Peace pact ends war in Horn of Africa
After two years of trench warfare, tens of thousands of deaths and a fortune in military spending, a peace pact has been sealed in the Horn of Africa. The prime ministers of Ethiopia and Eritrea signed an agreement yesterday to end their bloody dispute over a strip of ill-defined border land.
After two years of trench warfare, tens of thousands of deaths and a fortune in military spending, a peace pact has been sealed in the Horn of Africa. The prime ministers of Ethiopia and Eritrea signed an agreement yesterday to end their bloody dispute over a strip of ill-defined border land.
The deal, signed in the Algerian capital, Algiers, was brokered by the Organisation of African Unity and the United States. The lines of the disputed border will now be decided by an international commission composed of representatives from both countries and an independent chairman.

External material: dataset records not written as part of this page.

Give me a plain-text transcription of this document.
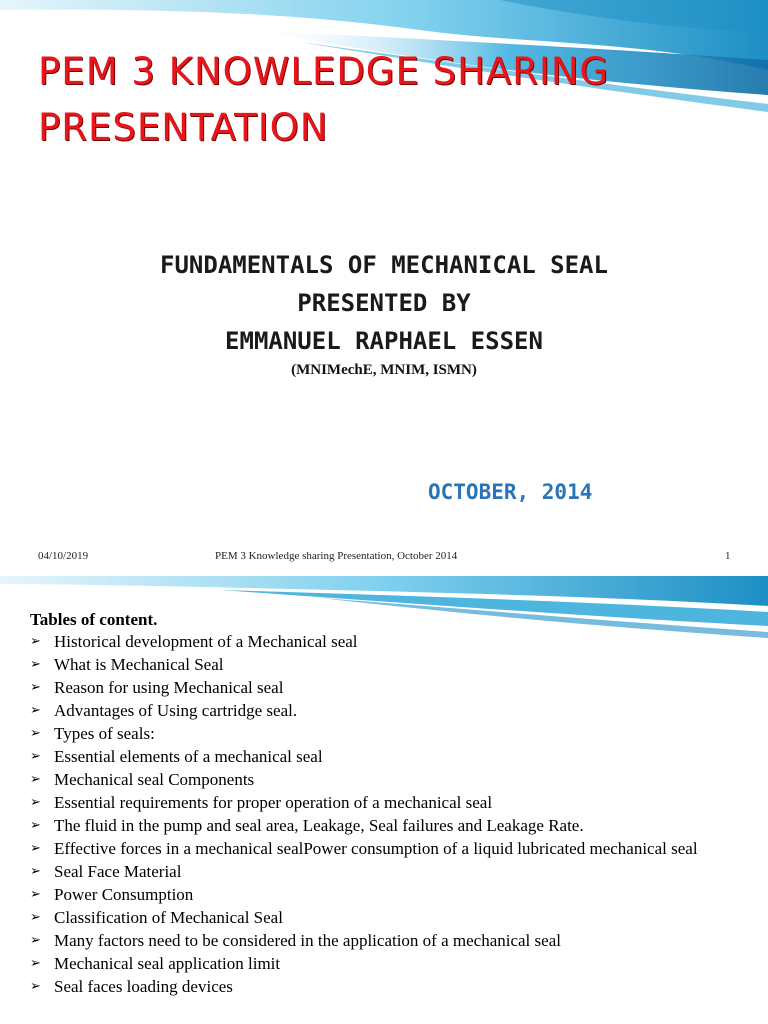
PEM 3 KNOWLEDGE SHARING PRESENTATION
FUNDAMENTALS OF MECHANICAL SEAL
PRESENTED BY
EMMANUEL RAPHAEL ESSEN
(MNIMechE, MNIM, ISMN)
OCTOBER, 2014
04/10/2019	PEM 3 Knowledge sharing Presentation, October 2014	1
Tables of content.
➢ Historical development of a Mechanical seal
➢ What is Mechanical Seal
➢ Reason for using Mechanical seal
➢ Advantages of Using cartridge seal.
➢ Types of seals:
➢ Essential elements of a mechanical seal
➢ Mechanical seal Components
➢ Essential requirements for proper operation of a mechanical seal
➢ The fluid in the pump and seal area, Leakage, Seal failures and Leakage Rate.
➢ Effective forces in a mechanical sealPower consumption of a liquid lubricated mechanical seal
➢ Seal Face Material
➢ Power Consumption
➢ Classification of Mechanical Seal
➢ Many factors need to be considered in the application of a mechanical seal
➢ Mechanical seal application limit
➢ Seal faces loading devices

About 4,200 United Nations troops, mostly Dutch and Canadian, will keep the peace along the former front line.
A skirmish in mid-1998 blew up into a full-scale war characterised by First World War-style trench combat. The fighting came to an end last June after a sweeping Ethiopian offensive drove Eritrean troops from all disputed areas along their 620-mile common border.
Neither side has disclosed casualty figures but US estimates put the number of war dead at between 50,000 and 100,000.